Kemper was a commissioner of the court from 1984 until January 1990, when the-Gov. George Duekmejian named him to one of its four judgeships. He retired in 1998 rather than run for another full term, but accepted an assignment to serve on the Los Angeles Superior Court in 2003.

He sat more or less continuously until late last year, doing mostly preliminary hearings and misdemeanor jury trials at the Foltz Criminal Justice Center.

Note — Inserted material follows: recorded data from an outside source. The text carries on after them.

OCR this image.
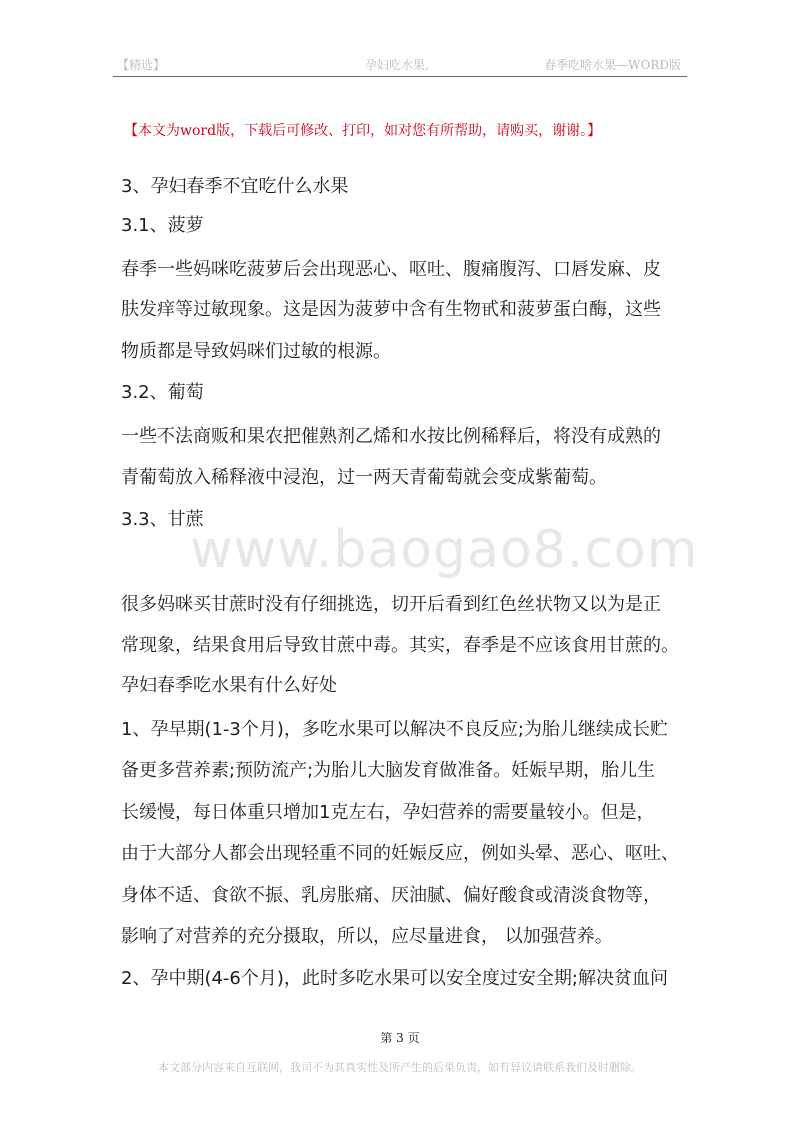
【精选】	孕妇吃水果,	春季吃啥水果—WORD版
【本文为word版，下载后可修改、打印，如对您有所帮助，请购买，谢谢。】
www.baogao8.com
3、孕妇春季不宜吃什么水果
3.1、菠萝
春季一些妈咪吃菠萝后会出现恶心、呕吐、腹痛腹泻、口唇发麻、皮
肤发痒等过敏现象。这是因为菠萝中含有生物甙和菠萝蛋白酶，这些
物质都是导致妈咪们过敏的根源。
3.2、葡萄
一些不法商贩和果农把催熟剂乙烯和水按比例稀释后，将没有成熟的
青葡萄放入稀释液中浸泡，过一两天青葡萄就会变成紫葡萄。
3.3、甘蔗
很多妈咪买甘蔗时没有仔细挑选，切开后看到红色丝状物又以为是正
常现象，结果食用后导致甘蔗中毒。其实，春季是不应该食用甘蔗的。
孕妇春季吃水果有什么好处
1、孕早期(1-3个月)，多吃水果可以解决不良反应;为胎儿继续成长贮
备更多营养素;预防流产;为胎儿大脑发育做准备。妊娠早期，胎儿生
长缓慢，每日体重只增加1克左右，孕妇营养的需要量较小。但是，
由于大部分人都会出现轻重不同的妊娠反应，例如头晕、恶心、呕吐、
身体不适、食欲不振、乳房胀痛、厌油腻、偏好酸食或清淡食物等，
影响了对营养的充分摄取，所以，应尽量进食， 以加强营养。
2、孕中期(4-6个月)，此时多吃水果可以安全度过安全期;解决贫血问
第 3 页
本文部分内容来自互联网，我司不为其真实性及所产生的后果负责，如有异议请联系我们及时删除。
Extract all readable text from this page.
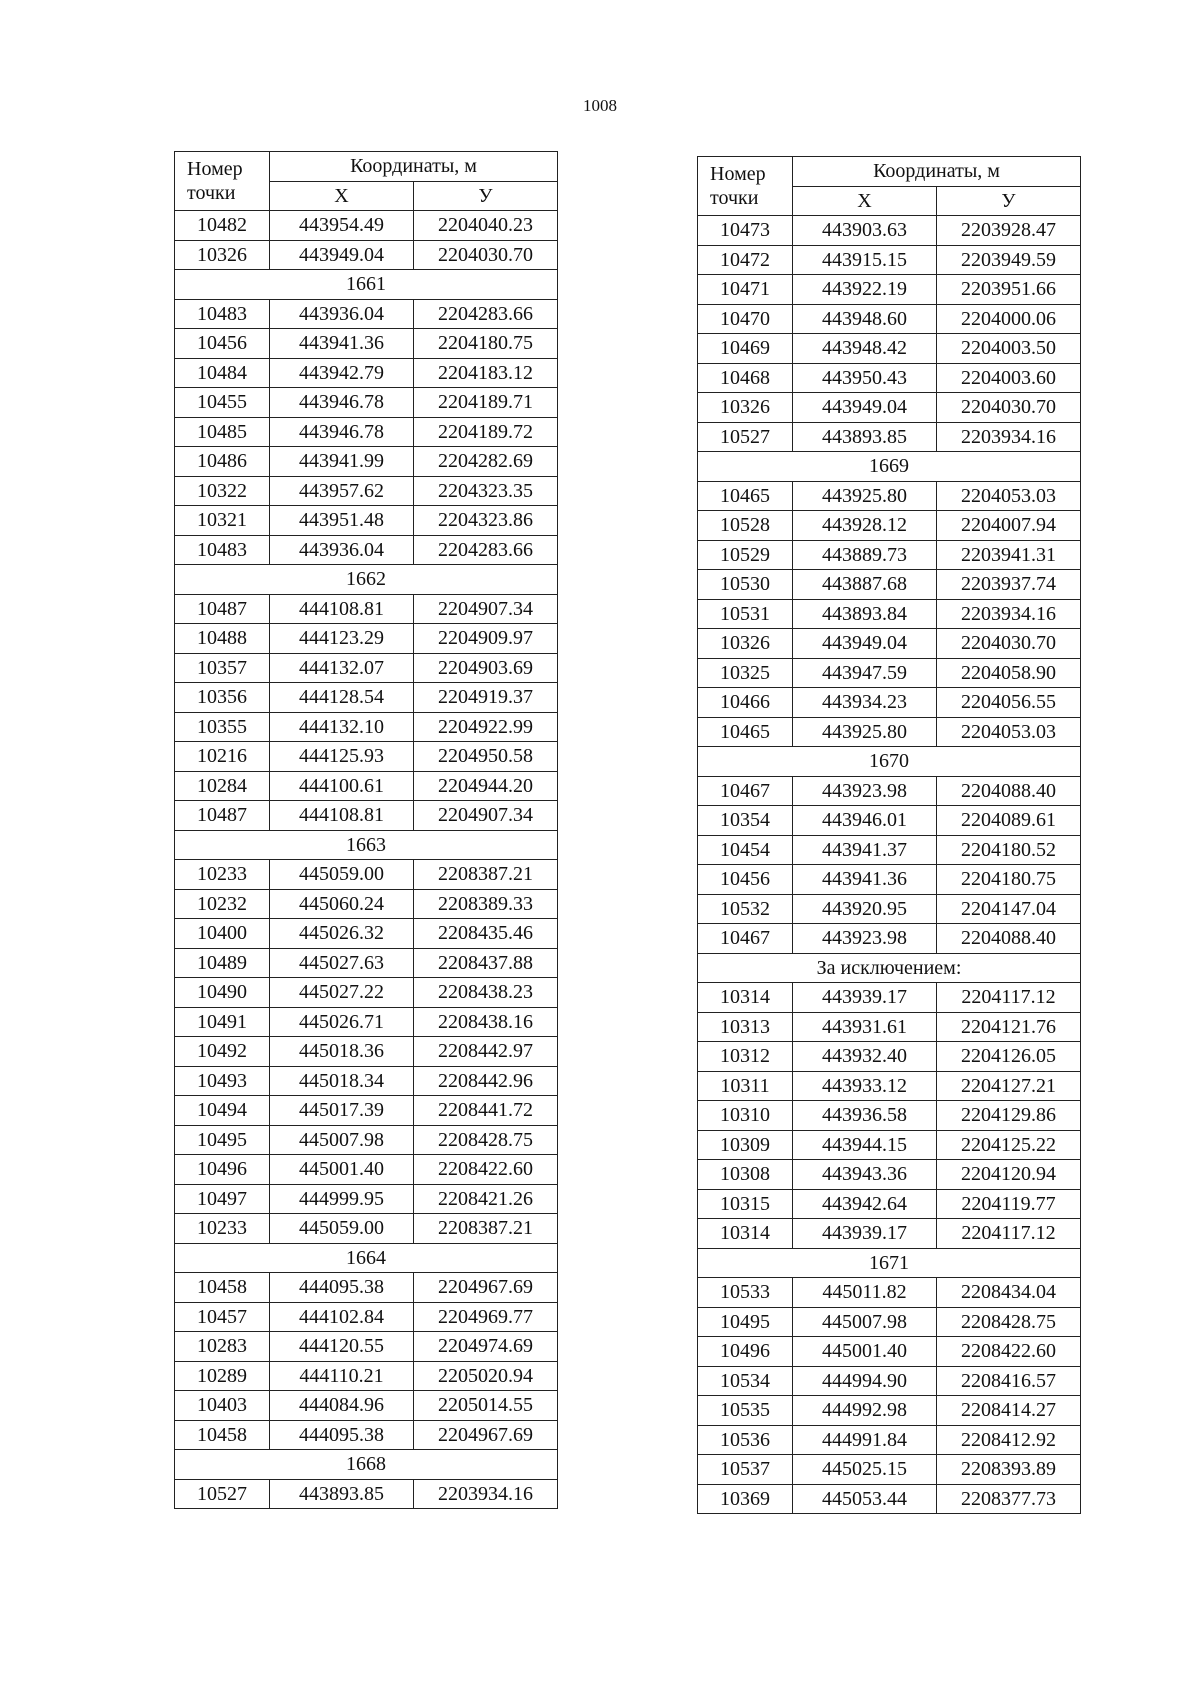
1008
Номер
точки	Координаты, м	
	Х	У
10482	443954.49	2204040.23
10326	443949.04	2204030.70
1661		
10483	443936.04	2204283.66
10456	443941.36	2204180.75
10484	443942.79	2204183.12
10455	443946.78	2204189.71
10485	443946.78	2204189.72
10486	443941.99	2204282.69
10322	443957.62	2204323.35
10321	443951.48	2204323.86
10483	443936.04	2204283.66
1662		
10487	444108.81	2204907.34
10488	444123.29	2204909.97
10357	444132.07	2204903.69
10356	444128.54	2204919.37
10355	444132.10	2204922.99
10216	444125.93	2204950.58
10284	444100.61	2204944.20
10487	444108.81	2204907.34
1663		
10233	445059.00	2208387.21
10232	445060.24	2208389.33
10400	445026.32	2208435.46
10489	445027.63	2208437.88
10490	445027.22	2208438.23
10491	445026.71	2208438.16
10492	445018.36	2208442.97
10493	445018.34	2208442.96
10494	445017.39	2208441.72
10495	445007.98	2208428.75
10496	445001.40	2208422.60
10497	444999.95	2208421.26
10233	445059.00	2208387.21
1664		
10458	444095.38	2204967.69
10457	444102.84	2204969.77
10283	444120.55	2204974.69
10289	444110.21	2205020.94
10403	444084.96	2205014.55
10458	444095.38	2204967.69
1668		
10527	443893.85	2203934.16
Номер
точки	Координаты, м	
	Х	У
10473	443903.63	2203928.47
10472	443915.15	2203949.59
10471	443922.19	2203951.66
10470	443948.60	2204000.06
10469	443948.42	2204003.50
10468	443950.43	2204003.60
10326	443949.04	2204030.70
10527	443893.85	2203934.16
1669		
10465	443925.80	2204053.03
10528	443928.12	2204007.94
10529	443889.73	2203941.31
10530	443887.68	2203937.74
10531	443893.84	2203934.16
10326	443949.04	2204030.70
10325	443947.59	2204058.90
10466	443934.23	2204056.55
10465	443925.80	2204053.03
1670		
10467	443923.98	2204088.40
10354	443946.01	2204089.61
10454	443941.37	2204180.52
10456	443941.36	2204180.75
10532	443920.95	2204147.04
10467	443923.98	2204088.40
За исключением:		
10314	443939.17	2204117.12
10313	443931.61	2204121.76
10312	443932.40	2204126.05
10311	443933.12	2204127.21
10310	443936.58	2204129.86
10309	443944.15	2204125.22
10308	443943.36	2204120.94
10315	443942.64	2204119.77
10314	443939.17	2204117.12
1671		
10533	445011.82	2208434.04
10495	445007.98	2208428.75
10496	445001.40	2208422.60
10534	444994.90	2208416.57
10535	444992.98	2208414.27
10536	444991.84	2208412.92
10537	445025.15	2208393.89
10369	445053.44	2208377.73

He enjoyed the work too much to be away from it for any considerable time, his son said yesterday. “Unless there was a cruise or an illness,” David Kemper told the MetNews, “he was at court.” His father “loved the work, loved the court, loved the people,” he said, adding that a number of judicial officers and court employees visited him at home or in the hospital since he has been away.

As recently as a week ago, David Kemper added, he was talking about wishing he could get out of the hospital and go back to work.

Judge George Lomelli recalled yesterday how Kemper helped him transition to the bench when he was first appointed 13 years ago and took over a courtroom where Kemper had been sitting for months on assignment.

“He was a very dear person,” Lomelli said. “He was just a classy gentleman. I never saw him lose his temper. He was very professional, very prepared. And he treated everyone with respect.”

Retired Judge Los Angeles Municipal Court Judge Samuel Mayerson, who has also continued to serve on assignment, said Kemper’s passing “makes me very sad.” The two had known each other more than three decades, he said, dating to the time when Mayerson was a prosecutor and Kemper a criminal defense attorney.

Both would arrive at court early in the morning, Mayerson recalled, and they would often visit. “He was a very classy gentleman, a rare human being,” Mayerson said.

Thursday’s noon service, to be held at Mount Sinai Memorial Park in Hollywood Hills, will be “a celebration of one of those big, sweeping lives,” David Kemper said.

His father, he noted, was extremely proud of his service in the South Pacific during World War II, as a member of the Sixth Infantry Division, known as the Sight Seein’ Sixth” because of the wide swath of territory in which it saw action.

After the war, the Michigan native earned a degree as a chiropodist, practicing for a time before joining his then-father-in-law in the homebuilding business, which brought him “as close to an ulcer as you could possibly get,” he once told a reporter. He moved to California in 1960 and eventually decided to attend Southwestern Law School, graduating in 1966.

He was a Los Angeles deputy public defender from 1967 to 1969 before opening a general practice in Marina del Rey. Before becoming a commissioner, he spent about 10 years as a judge pro tem in East Los Angles and in Huntington Park, and was an arbitrator for the American Arbitration Association and the East Los Angeles Municipal Court.

Survivors besides his son include his wife, Rosalind Kemper, and daughters Andrea Cardey and Nancy Kemper. The family requested that memorial donations be made to the American Heart Association.